The Chang tribe of Kohima, Nagaland, has six different festivals every year to mark various seasons and milestones in the local agriculture calendar. Among the six, the Kundanglem, NuknyuLem festivals are the most important ones celebrated in April and July to mark harvest and sowing seasons.
4. Festival of Angami
Sekrenyi is a festival celebrated in Kohima, Nagaland, by the Angami tribe at the end of February to pray for the whole community’s welfare and well-being. Like any other Naga festival, this festival is a happy festival where people booze and smoke and eat and make merry. However, to make this festival a successful one, certain rituals need to be followed.
5. Festival of the Sumi
Ahuna is a Sumi tribe festival, which is a sort of thanksgiving ceremony. Tuluni, where the Nagas eat rice beer, is another festival of total intoxication, celebrated in July.
6. Festival of Zemi
Sankara and Sivaratri are celebrated with joy and merriment by the Zemi tribe in Kohima. This is a festival of immense happiness, and the people here spend a whole week enjoying this festival by smoking and drinking the local beer.

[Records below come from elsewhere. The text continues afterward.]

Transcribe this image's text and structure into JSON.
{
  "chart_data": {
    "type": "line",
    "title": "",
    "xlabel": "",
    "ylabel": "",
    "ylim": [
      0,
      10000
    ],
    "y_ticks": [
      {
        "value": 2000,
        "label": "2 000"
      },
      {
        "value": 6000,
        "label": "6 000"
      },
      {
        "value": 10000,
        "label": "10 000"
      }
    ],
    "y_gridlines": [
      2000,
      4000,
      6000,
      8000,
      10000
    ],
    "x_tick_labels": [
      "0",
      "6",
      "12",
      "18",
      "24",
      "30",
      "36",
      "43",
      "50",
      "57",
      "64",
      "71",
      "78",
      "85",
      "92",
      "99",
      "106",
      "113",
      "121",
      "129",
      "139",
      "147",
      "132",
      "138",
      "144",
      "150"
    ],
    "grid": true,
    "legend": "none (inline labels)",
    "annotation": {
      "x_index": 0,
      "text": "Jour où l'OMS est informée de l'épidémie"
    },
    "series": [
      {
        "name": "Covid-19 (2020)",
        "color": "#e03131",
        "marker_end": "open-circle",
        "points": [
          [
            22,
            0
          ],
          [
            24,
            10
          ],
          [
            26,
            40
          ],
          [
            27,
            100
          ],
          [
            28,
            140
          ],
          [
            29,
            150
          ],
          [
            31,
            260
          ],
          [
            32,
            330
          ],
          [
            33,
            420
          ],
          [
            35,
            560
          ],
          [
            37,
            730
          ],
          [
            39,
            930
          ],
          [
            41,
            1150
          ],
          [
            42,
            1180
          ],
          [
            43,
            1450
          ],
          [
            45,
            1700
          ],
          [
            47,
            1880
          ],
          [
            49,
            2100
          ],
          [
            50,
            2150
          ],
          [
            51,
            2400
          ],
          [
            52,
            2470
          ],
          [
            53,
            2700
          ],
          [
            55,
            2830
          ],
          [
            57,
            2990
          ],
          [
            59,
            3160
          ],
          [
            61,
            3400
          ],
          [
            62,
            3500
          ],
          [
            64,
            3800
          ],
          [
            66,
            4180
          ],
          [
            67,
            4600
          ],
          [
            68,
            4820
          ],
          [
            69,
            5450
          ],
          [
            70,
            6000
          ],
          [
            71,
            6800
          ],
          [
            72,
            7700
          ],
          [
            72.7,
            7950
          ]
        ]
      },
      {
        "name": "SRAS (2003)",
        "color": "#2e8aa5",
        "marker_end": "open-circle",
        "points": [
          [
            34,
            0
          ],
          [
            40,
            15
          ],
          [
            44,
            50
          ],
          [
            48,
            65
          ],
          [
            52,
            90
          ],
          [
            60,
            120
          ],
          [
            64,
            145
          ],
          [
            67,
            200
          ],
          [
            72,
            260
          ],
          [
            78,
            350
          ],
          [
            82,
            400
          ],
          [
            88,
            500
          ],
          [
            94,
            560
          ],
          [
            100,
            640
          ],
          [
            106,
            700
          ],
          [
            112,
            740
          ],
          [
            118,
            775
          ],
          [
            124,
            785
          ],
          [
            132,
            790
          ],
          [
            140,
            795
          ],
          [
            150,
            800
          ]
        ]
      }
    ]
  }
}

Each tribe of Nagalandhas its rituals and practices that almost translate into a place of celebration during the year. Before the advent of Christianity, Nagas were animistic, and their civilization is primarily based on agriculture. The festivals are often connected to elements such as the spirits that saunter the villages and forests, soil fertility; group bonding; field sowing and harvesting, and after harvesting merrymaking.